This case highlights a unique case for a standardised preoperative marking process. The marking was done on the ward with a red permanent marker pen. While the ink was still wet, the patient was able to bring both legs together and caused a “mirror like” imprint on the contralateral leg. At the time of surgery it was not clear which leg was the operative side based on the marking conducted preoperatively.
This scenario could also occur if placed on the lower legs or medial calf. Therefore we recommend that surgeons (or nominated deputies) should be made aware of the importance of marking surgical sites with consideration for any imprinting of the mark.
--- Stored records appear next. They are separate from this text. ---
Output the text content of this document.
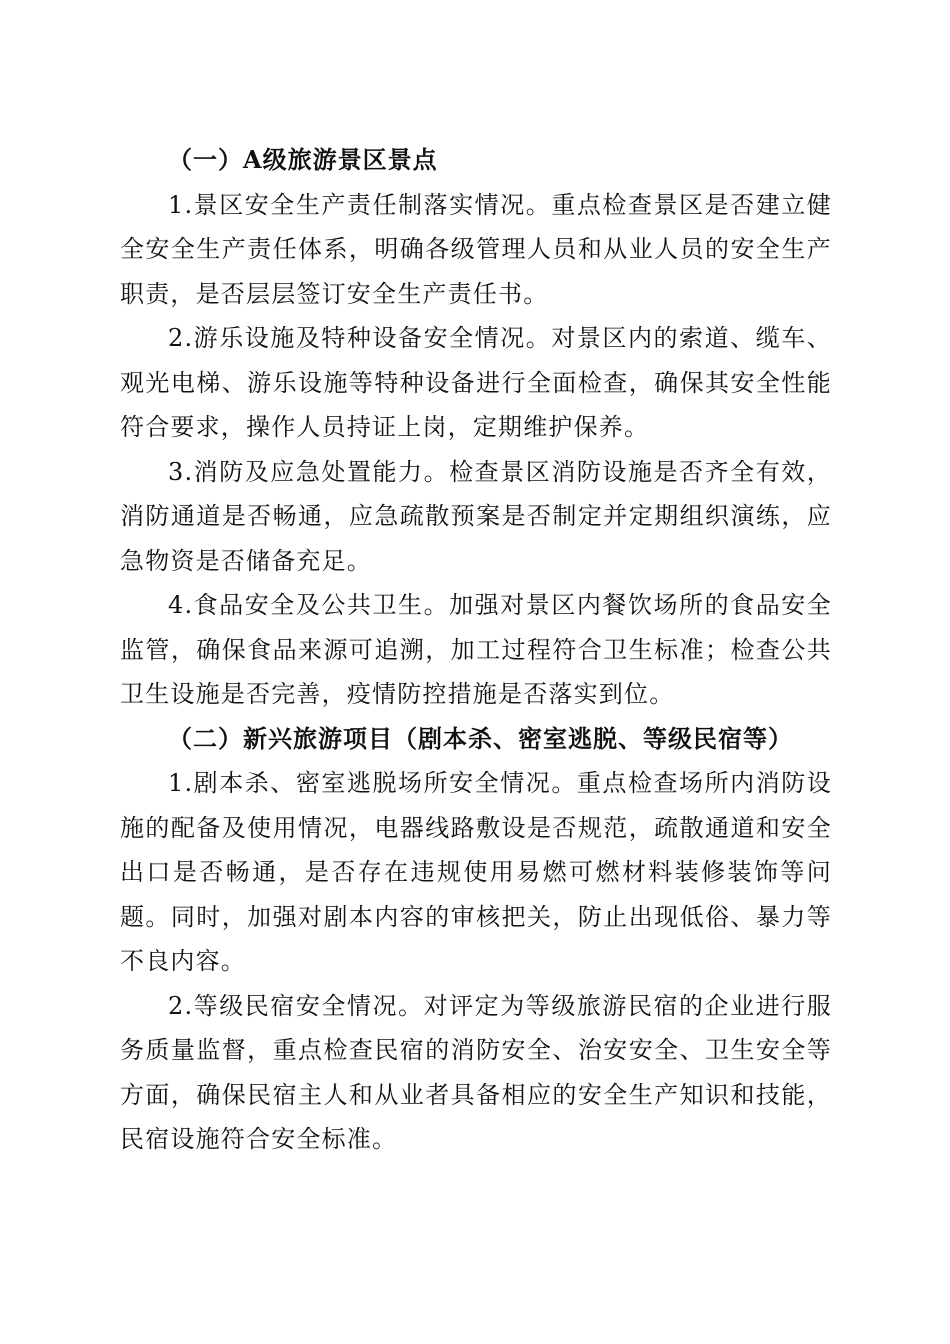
（一）A级旅游景区景点
1.景区安全生产责任制落实情况。重点检查景区是否建立健全安全生产责任体系，明确各级管理人员和从业人员的安全生产职责，是否层层签订安全生产责任书。
2.游乐设施及特种设备安全情况。对景区内的索道、缆车、观光电梯、游乐设施等特种设备进行全面检查，确保其安全性能符合要求，操作人员持证上岗，定期维护保养。
3.消防及应急处置能力。检查景区消防设施是否齐全有效，消防通道是否畅通，应急疏散预案是否制定并定期组织演练，应急物资是否储备充足。
4.食品安全及公共卫生。加强对景区内餐饮场所的食品安全监管，确保食品来源可追溯，加工过程符合卫生标准；检查公共卫生设施是否完善，疫情防控措施是否落实到位。
（二）新兴旅游项目（剧本杀、密室逃脱、等级民宿等）
1.剧本杀、密室逃脱场所安全情况。重点检查场所内消防设施的配备及使用情况，电器线路敷设是否规范，疏散通道和安全出口是否畅通，是否存在违规使用易燃可燃材料装修装饰等问题。同时，加强对剧本内容的审核把关，防止出现低俗、暴力等不良内容。
2.等级民宿安全情况。对评定为等级旅游民宿的企业进行服务质量监督，重点检查民宿的消防安全、治安安全、卫生安全等方面，确保民宿主人和从业者具备相应的安全生产知识和技能，民宿设施符合安全标准。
Ideally the patient should have had the checks before leaving the ward and the problem could have been avoided prior to entering the anaesthetic room. It could be assumed that patients are only asked if they have been “drawn on” and not specifically questioned which site and confirmation of the procedure they are set to undergo. This raises the notion of involving patients more in the preoperative marking process.
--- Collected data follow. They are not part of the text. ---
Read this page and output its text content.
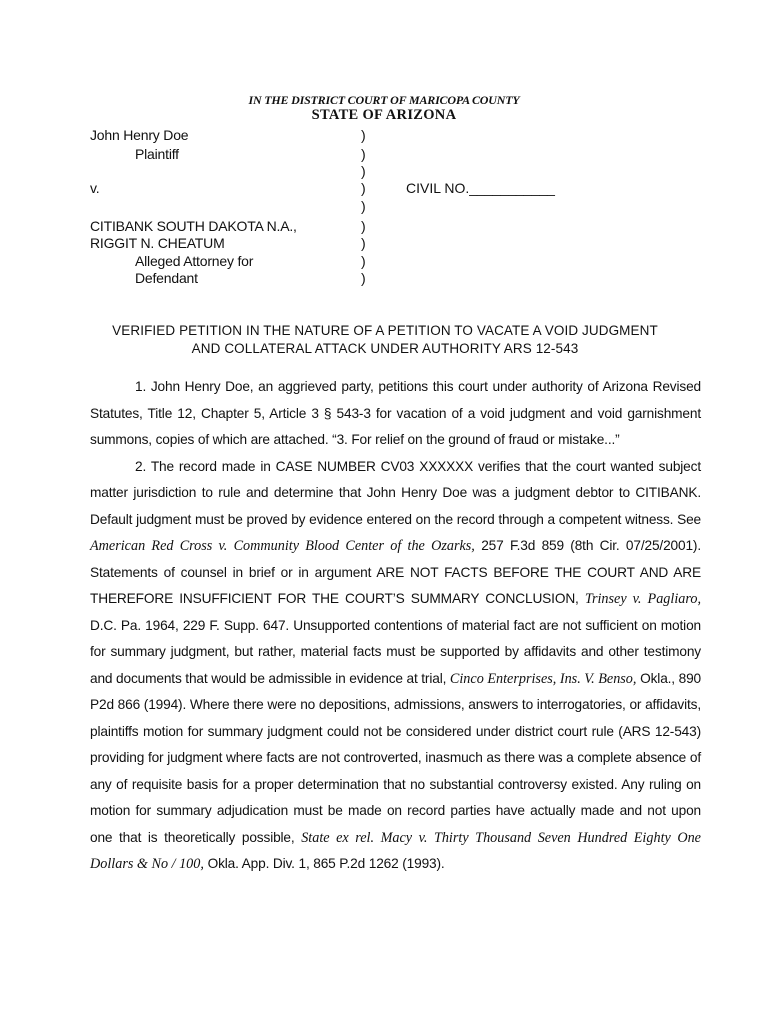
IN THE DISTRICT COURT OF MARICOPA COUNTY
STATE OF ARIZONA
John Henry Doe
Plaintiff
v.
CITIBANK SOUTH DAKOTA N.A.,
RIGGIT N. CHEATUM
Alleged Attorney for
Defendant
)
)
)
)
)
)
)
)
)
CIVIL NO.___________
VERIFIED PETITION IN THE NATURE OF A PETITION TO VACATE A VOID JUDGMENT
AND COLLATERAL ATTACK UNDER AUTHORITY ARS 12-543

1. John Henry Doe, an aggrieved party, petitions this court under authority of Arizona Revised Statutes, Title 12, Chapter 5, Article 3 § 543-3 for vacation of a void judgment and void garnishment summons, copies of which are attached. “3. For relief on the ground of fraud or mistake...”

2. The record made in CASE NUMBER CV03 XXXXXX verifies that the court wanted subject matter jurisdiction to rule and determine that John Henry Doe was a judgment debtor to CITIBANK. Default judgment must be proved by evidence entered on the record through a competent witness. See American Red Cross v. Community Blood Center of the Ozarks, 257 F.3d 859 (8th Cir. 07/25/2001). Statements of counsel in brief or in argument ARE NOT FACTS BEFORE THE COURT AND ARE THEREFORE INSUFFICIENT FOR THE COURT’S SUMMARY CONCLUSION, Trinsey v. Pagliaro, D.C. Pa. 1964, 229 F. Supp. 647. Unsupported contentions of material fact are not sufficient on motion for summary judgment, but rather, material facts must be supported by affidavits and other testimony and documents that would be admissible in evidence at trial, Cinco Enterprises, Ins. V. Benso, Okla., 890 P2d 866 (1994). Where there were no depositions, admissions, answers to interrogatories, or affidavits, plaintiffs motion for summary judgment could not be considered under district court rule (ARS 12-543) providing for judgment where facts are not controverted, inasmuch as there was a complete absence of any of requisite basis for a proper determination that no substantial controversy existed. Any ruling on motion for summary adjudication must be made on record parties have actually made and not upon one that is theoretically possible, State ex rel. Macy v. Thirty Thousand Seven Hundred Eighty One Dollars & No / 100, Okla. App. Div. 1, 865 P.2d 1262 (1993).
A study by DiGiovanni et al5
evaluated the compliance of patients in avoiding wrong site surgery by following specific preoperative instructions given to patients undergoing elective orthopaedic surgery. They reported that 59% were compliant with instructions; however, certain patients showed poor compliance. This trend was suggested to be associated with patient behaviour relying solely on the care of doctors and nurses. It is worth considering the role of patients in the preoperative marking process, thus increasing patient involvement and decision making in their care. We are aware of surgical guidelines, in development, in the Netherlands that also highlight this particular patient hazard (D Poldermans, personal communication).
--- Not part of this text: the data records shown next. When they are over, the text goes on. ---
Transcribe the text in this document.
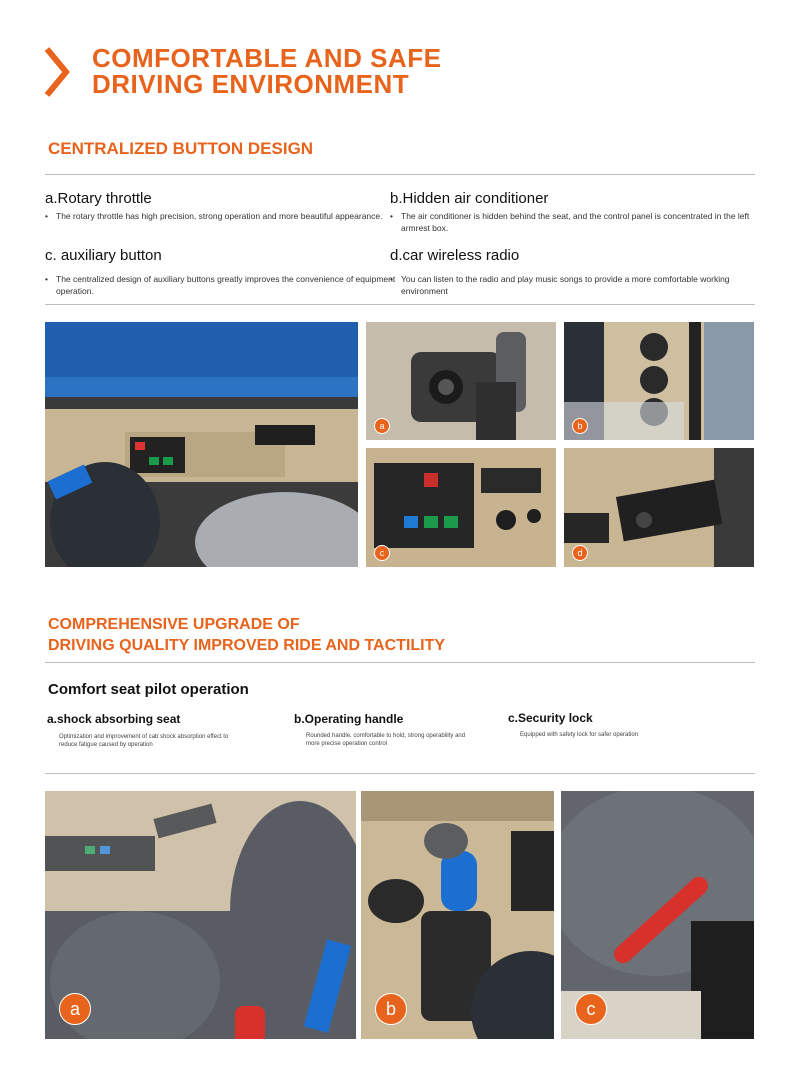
COMFORTABLE AND SAFE
DRIVING ENVIRONMENT
CENTRALIZED BUTTON DESIGN
a.Rotary throttle

• The rotary throttle has high precision, strong operation and more beautiful appearance.

b.Hidden air conditioner

• The air conditioner is hidden behind the seat, and the control panel is concentrated in the left armrest box.

c. auxiliary button

• The centralized design of auxiliary buttons greatly improves the convenience of equipment operation.

d.car wireless radio

• You can listen to the radio and play music songs to provide a more comfortable working environment

a	b
c	d
COMPREHENSIVE UPGRADE OF
DRIVING QUALITY IMPROVED RIDE AND TACTILITY
Comfort seat pilot operation
a.shock absorbing seat

Optimization and improvement of cab shock absorption effect to reduce fatigue caused by operation

b.Operating handle

Rounded handle, comfortable to hold, strong operability and more precise operation control

c.Security lock

Equipped with safety lock for safer operation

a	b	c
- With the growing pressure of emergency cases on surgery departments and increasing throughput of patients, correct preoperative marking protocols should not be compromised.
- However, multiple clauses in protocols cannot prevent this double marking from occurring. Appreciating the consequences of the arrow in our case report should be an important reminder to all involved of avoiding marking on areas where a mirror imprint of a mark can occur, and therefore avoid seeing double in the anaesthetic or operating room.